3:17 pm on May 28, 2004 (gmt 0)

WebmasterWorld Senior Member 10+ Year Member



That is the only and best way......

By best, you certainly don't mean simplest and by only, well, there are several more ways.

Kaled.

PatrickDeese

3:27 pm on May 28, 2004 (gmt 0)

WebmasterWorld Senior Member 10+ Year Member



FYI having google crawlable links to a disallowed page or directory still causes PR "leak".

Patrick Taylor

3:48 pm on May 28, 2004 (gmt 0)

WebmasterWorld Senior Member 10+ Year Member



Trouble is, some people don't have JavaScript enabled. Correct me if I'm wrong, but an alternative approach altogether - and perhaps a sound one in the long run - would be to use PHP to introduce the additional content into the existing page on demand.

unreviewed

4:42 pm on May 28, 2004 (gmt 0)

10+ Year Member



When you eat a cookie, do you worry about the crumb?

The best solution is to simply place your link and not worry about PR loss.

mars9820

5:02 pm on May 28, 2004 (gmt 0)

10+ Year Member



I was digging into the forum as well did a googlesearch.

Back in March 2004 googleguy suggested this himself.

The problem with javascripts or other tricks is that googlebot becomes smarter and smarter everyday.

what works today won't stop the bot tomorrow. So better fix things in 1 time instead of wasting your time over and over again.
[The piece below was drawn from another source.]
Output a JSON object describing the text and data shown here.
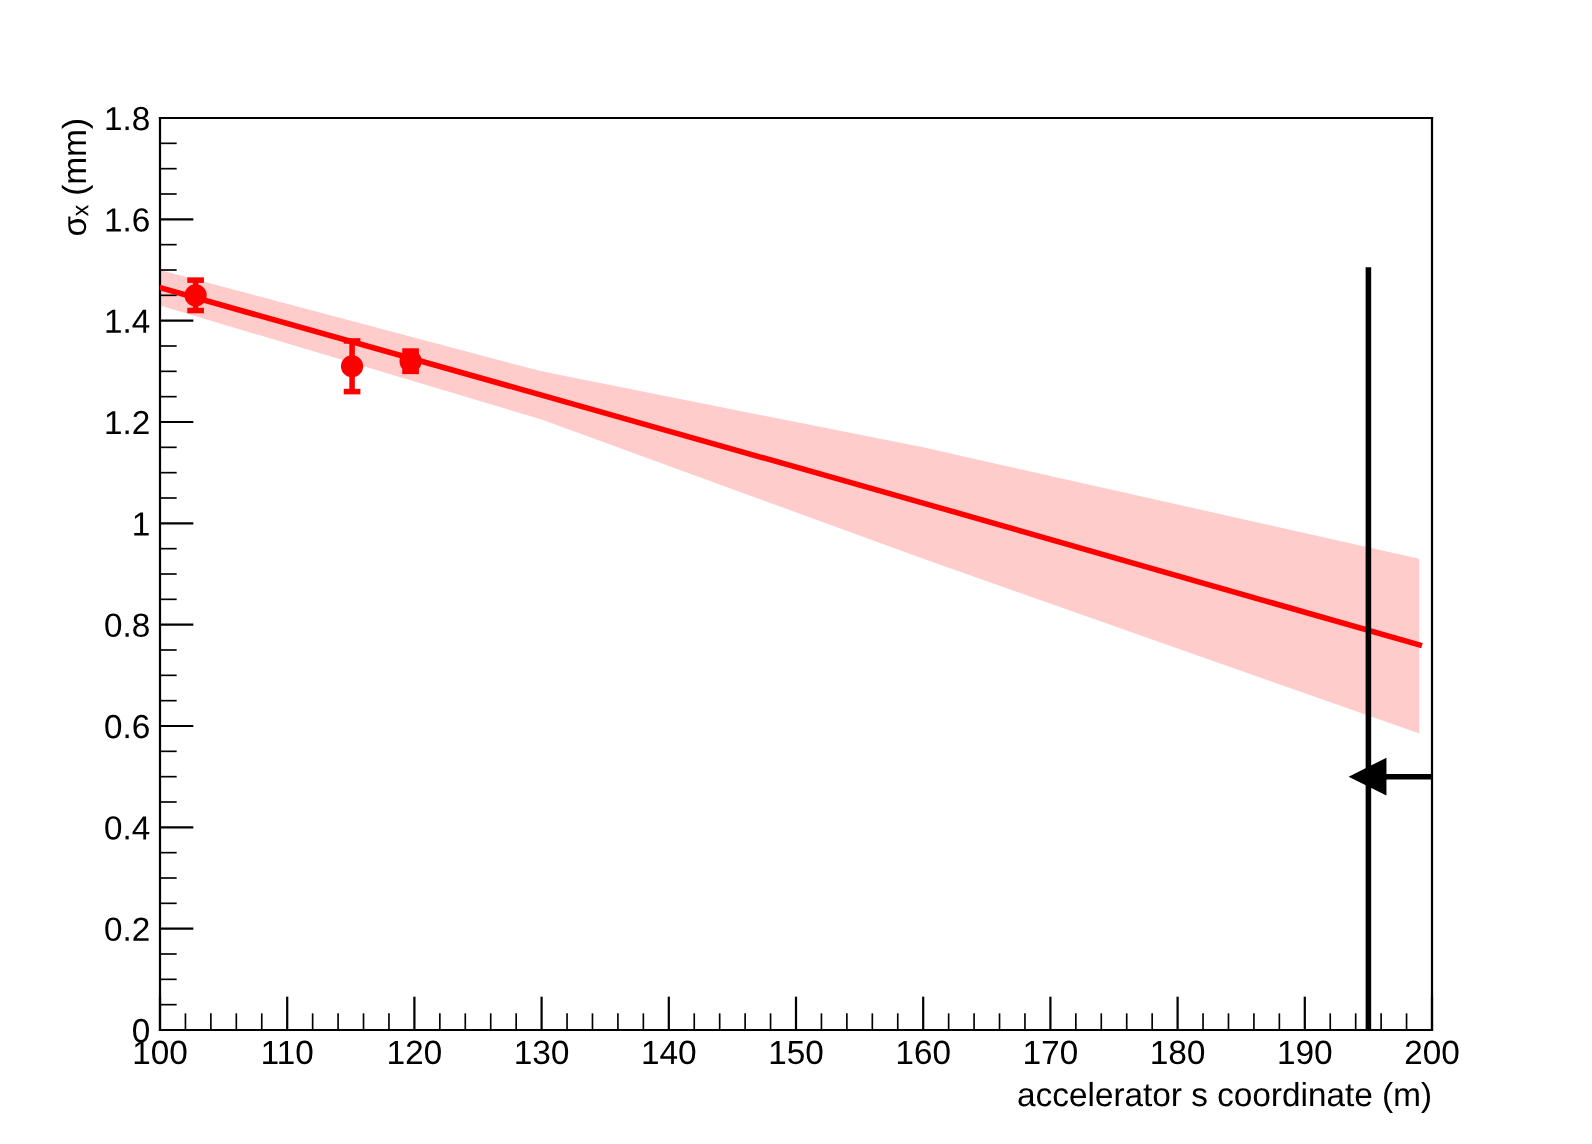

Besides for most companies it is a good thing to have an exit page to remind the user that they are leaving their page. (legal issues)

Another trick that helps is put a special promotion on that outgoing page with a notice like....You are leaving to blablabla.com...Unfortunately for you...you are going to miss our special...bluewidgets familypack for 5 USD.

or something similar.

mrclark

5:25 pm on May 28, 2004 (gmt 0)

10+ Year Member



With my example isnt the best answer to simply link back to the original page?

I.e Page T links to page C so put a link on page C saying something like 'return to page T'.

That would then give Page T a vote back from page C

Hmmm? :)

Steve

mrclark

5:26 pm on May 28, 2004 (gmt 0)

10+ Year Member



Plus it would be user friendly.

DerekH

7:24 pm on May 28, 2004 (gmt 0)

WebmasterWorld Senior Member 10+ Year Member



I do exactly that and it works very well.
DerekH

Patrick Taylor

11:43 pm on May 28, 2004 (gmt 0)

WebmasterWorld Senior Member 10+ Year Member



I must be missing something... I thought page C was a popup. If you link back to page T, which is already open, won't it open another page T?

DerekH

9:55 am on May 29, 2004 (gmt 0)

WebmasterWorld Senior Member 10+ Year Member



You're right.

In my case, I open the popup window as a target=_blank.
At the top and bottom of the window there's a message inviting the user to close the window to return to normal browsing.

But I link back to my home page (rather than the calling page). Yes, I take your comment that the user would end up with two windows open if he did that, but my way allows Google to exit the page and move on elsewhere, and moves some of the PR to a page of my choosing.

With careful layout of the text, the (human) reader of the page will find it completely friendly.

But yes, you're right <smile>
DerekH

blaze

10:00 am on May 29, 2004 (gmt 0)

WebmasterWorld Senior Member 10+ Year Member



I wonder if this means that PR is getting transfered via affiliate links.